We are writing this: "Resolved that we the undersigned members and devotees
of International Society for Krishna Consciousness Incorporated, in a condolence
meeting under the presidency of His Divine Grace A. C. Bhaktivedanta Swami,
today the 21st of October, 1968, at our Seattle branch, express our profound
bereavement on hearing the passing of His Divine Grace Om Visnupada Sri Srimad
Bhaktiprajnana Kesava Gosvami Maharaja, the sannyasa guru, preceptor, of our
spiritual master, on October 6th, 1968, at his headquarter residence in
Nabadwip, West Bengal.

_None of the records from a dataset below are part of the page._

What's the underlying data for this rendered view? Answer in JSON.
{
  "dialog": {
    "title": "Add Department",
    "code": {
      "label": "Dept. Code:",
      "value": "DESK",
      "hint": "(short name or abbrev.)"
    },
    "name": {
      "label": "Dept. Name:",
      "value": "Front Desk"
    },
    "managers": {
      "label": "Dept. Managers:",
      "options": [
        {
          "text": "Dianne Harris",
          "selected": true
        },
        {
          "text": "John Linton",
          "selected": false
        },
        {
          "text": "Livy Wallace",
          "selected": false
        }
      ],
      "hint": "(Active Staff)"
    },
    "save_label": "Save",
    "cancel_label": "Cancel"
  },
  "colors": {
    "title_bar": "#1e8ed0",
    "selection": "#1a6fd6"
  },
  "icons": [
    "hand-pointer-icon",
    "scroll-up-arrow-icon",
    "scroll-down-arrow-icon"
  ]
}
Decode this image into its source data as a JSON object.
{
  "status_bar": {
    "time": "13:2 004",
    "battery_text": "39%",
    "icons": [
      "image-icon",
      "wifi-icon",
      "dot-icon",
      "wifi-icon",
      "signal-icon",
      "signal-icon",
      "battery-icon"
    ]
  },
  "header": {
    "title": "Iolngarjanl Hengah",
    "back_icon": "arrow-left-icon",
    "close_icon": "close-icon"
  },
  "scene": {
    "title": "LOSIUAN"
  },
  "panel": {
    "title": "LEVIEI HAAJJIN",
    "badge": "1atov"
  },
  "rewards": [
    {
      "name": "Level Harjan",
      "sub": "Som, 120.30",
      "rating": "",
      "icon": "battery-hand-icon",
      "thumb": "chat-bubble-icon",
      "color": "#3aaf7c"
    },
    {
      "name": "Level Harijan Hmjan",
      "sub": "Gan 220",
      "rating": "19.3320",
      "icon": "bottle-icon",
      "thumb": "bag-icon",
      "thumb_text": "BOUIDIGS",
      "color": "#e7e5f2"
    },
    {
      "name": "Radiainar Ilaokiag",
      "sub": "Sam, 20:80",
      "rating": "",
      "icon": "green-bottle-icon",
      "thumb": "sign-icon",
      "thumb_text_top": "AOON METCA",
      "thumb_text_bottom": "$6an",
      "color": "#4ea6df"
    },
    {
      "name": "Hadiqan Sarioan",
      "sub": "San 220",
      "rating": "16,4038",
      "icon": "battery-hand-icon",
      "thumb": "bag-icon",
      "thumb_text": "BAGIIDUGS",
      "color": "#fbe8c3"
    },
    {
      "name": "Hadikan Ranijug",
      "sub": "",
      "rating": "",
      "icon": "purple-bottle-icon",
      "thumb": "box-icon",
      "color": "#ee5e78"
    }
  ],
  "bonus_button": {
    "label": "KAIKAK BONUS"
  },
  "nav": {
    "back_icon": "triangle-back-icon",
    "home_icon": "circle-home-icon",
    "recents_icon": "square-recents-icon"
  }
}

We offer our respectful obeisances unto the lotus feet of
Sri Srimad Bhaktiprajnana Kesava Gosvami Maharaja with the following verse
composed on this occasion by our spiritual master." This verse I have already
explained to you. So I wish that you all sign this, and I'll send it tomorrow by
Bhaktivedanta Book Trust. HDG A.C. Bhaktivedanta Swami Srila Prabhupada.